- The November CBI industrial trends survey indicates the manufacturing sector has remained fairly resilient so far amid the national lockdown in England, despite restrictions having some impact on activity
- The orders balance in the survey fell to -40% in November from -34% in October. This was the result of reduced domestic demand and also lower orders from abroad. Output expectations for the next three months weakened modestly but stayed in positive territory
- A positive development in the survey was that manufacturers reported output over the past three months fell at the slowest rate since the three months to September 2019
- A decline in the expectations for domestic prices suggests manufacturers believe they will have to price particularly competitively in the current environment to gain business
- The impact of the national lockdown in England and other restrictive measures on economic activity in Q4 2020 should be considerably less than occurred in April and overall in Q2 2020
- The EY ITEM Club forecasts there could be GDP contraction of around 4% in Q4. This would result in overall GDP contraction around 11.5% in 2020. Much will depend on what happens when the lockdown in England is due to end on 2 December.
- The Chancellor’s extension of the furlough scheme to the end of March should limit the near-term rise in unemployment and help activity, while there could be some boost to economic activity from stockbuilding ahead of the UK-EU transition arrangement ending on 31 December
Howard Archer, chief economic advisor to the EY ITEM Club, says:
"The CBI industrial trends survey for November showed some resilience but nevertheless indicated that manufacturers are being adversely affected by the national lockdown in England and other restrictions.
“The Government has stressed that it wants manufacturers to stay open during the lockdown, and lessons have been learned in keeping activity going from earlier in the year. Many factories have been adjusted to meet the social distancing requirements so employees can still work.
“The orders balance fell back to -40% in November, having previously improved to a seven-month high of -34% in October from -48% in September and a low of -62% in May, which had been the lowest level since October 1981. At -40% in November, the balance was significantly below the long-term average of -14%.

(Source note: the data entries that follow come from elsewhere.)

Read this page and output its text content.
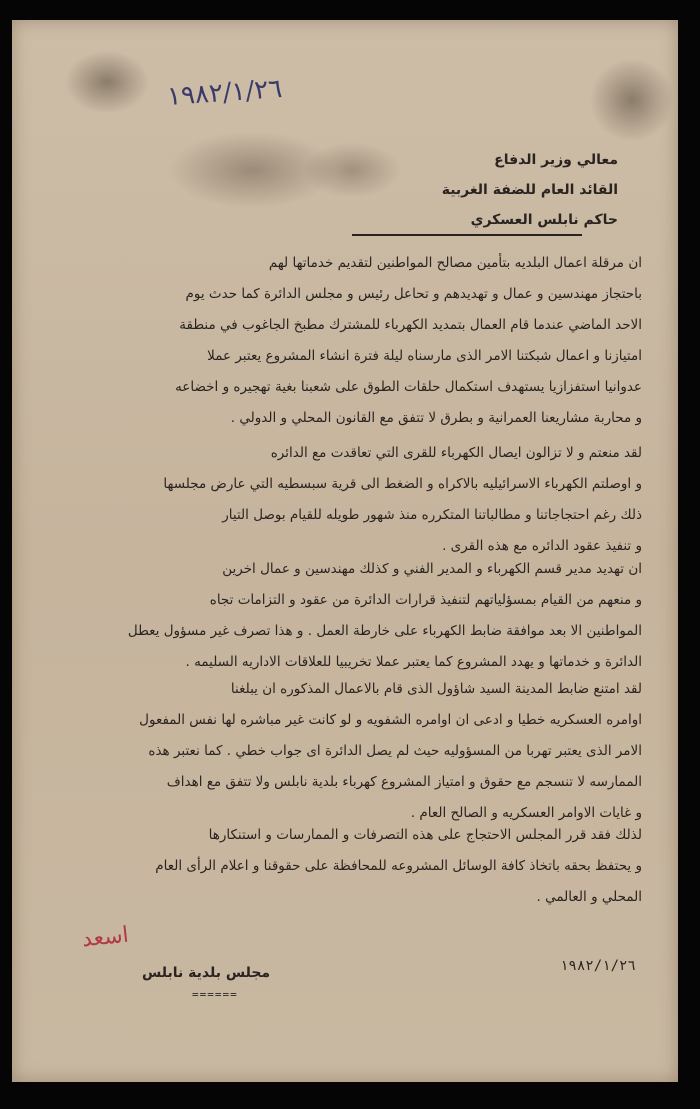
١٩٨٢/١/٢٦
معالي وزير الدفاع
القائد العام للضفة الغربية
حاكم نابلس العسكري
ان مرقلة اعمال البلديه بتأمين مصالح المواطنين لتقديم خدماتها لهم
باحتجاز مهندسين و عمال و تهديدهم و تحاعل رئيس و مجلس الدائرة كما حدث يوم
الاحد الماضي عندما قام العمال بتمديد الكهرباء للمشترك مطبخ الجاغوب في منطقة
امتيازنا و اعمال شبكتنا الامر الذى مارسناه ليلة فترة انشاء المشروع يعتبر عملا
عدوانيا استفزازيا يستهدف استكمال حلقات الطوق على شعبنا بغية تهجيره و اخضاعه
و محاربة مشاريعنا العمرانية و بطرق لا تتفق مع القانون المحلي و الدولي .
لقد منعتم و لا تزالون ايصال الكهرباء للقرى التي تعاقدت مع الدائره
و اوصلتم الكهرباء الاسرائيليه بالاكراه و الضغط الى قرية سبسطيه التي عارض مجلسها
ذلك رغم احتجاجاتنا و مطالباتنا المتكرره منذ شهور طويله للقيام بوصل التيار
و تنفيذ عقود الدائره مع هذه القرى .
ان تهديد مدير قسم الكهرباء و المدير الفني و كذلك مهندسين و عمال اخرين
و منعهم من القيام بمسؤلياتهم لتنفيذ قرارات الدائرة من عقود و التزامات تجاه
المواطنين الا بعد موافقة ضابط الكهرباء على خارطة العمل . و هذا تصرف غير مسؤول يعطل
الدائرة و خدماتها و يهدد المشروع كما يعتبر عملا تخريبيا للعلاقات الاداريه السليمه .
لقد امتنع ضابط المدينة السيد شاؤول الذى قام بالاعمال المذكوره ان يبلغنا
اوامره العسكريه خطيا و ادعى ان اوامره الشفويه و لو كانت غير مباشره لها نفس المفعول
الامر الذى يعتبر تهربا من المسؤوليه حيث لم يصل الدائرة اى جواب خطي . كما نعتبر هذه
الممارسه لا تنسجم مع حقوق و امتياز المشروع كهرباء بلدية نابلس ولا تتفق مع اهداف
و غايات الاوامر العسكريه و الصالح العام .
لذلك فقد قرر المجلس الاحتجاج على هذه التصرفات و الممارسات و استنكارها
و يحتفظ بحقه باتخاذ كافة الوسائل المشروعه للمحافظة على حقوقنا و اعلام الرأى العام
المحلي و العالمي .
اسعد
١٩٨٢/١/٢٦
مجلس بلدية نابلس
======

“The weakening in total orders in November seems to have been due to a falling back in both domestic and foreign demand.
“The export orders balance dipped to -51% in November after rising to a seven-month high of -46% in October from -56% in September and a record low of -79% in June (the series started in April 1977). Again, at -51% in November, it was substantially below the long-term average of -18%.
“On a positive note, manufacturing volumes were reported to have fallen at the slowest rate for over a year in the three months to November. A balance of -6% reported a rise in output in the three months to November (the smallest negative balance since September 2019 when it was +1%) compared to -8% in the three months to October, -20% in the three months to September, -46% in the three months to August and a record low of -59% in the three months to July (the series started in July 1975).
“The CBI reported that output dropped in nine out of 17 sub-sectors in the three months to November, with the headline decline in output being led largely by the aerospace sector.A balance of +10% of manufacturers expect a rise in output over the next three months, down from +15% in the three months to October.
“A balance of -8% of manufacturers expect to raise prices over the next three months, down markedly from +4% in October. This suggests manufacturers believe they will have to price particularly competitively in the current environment to gain business.”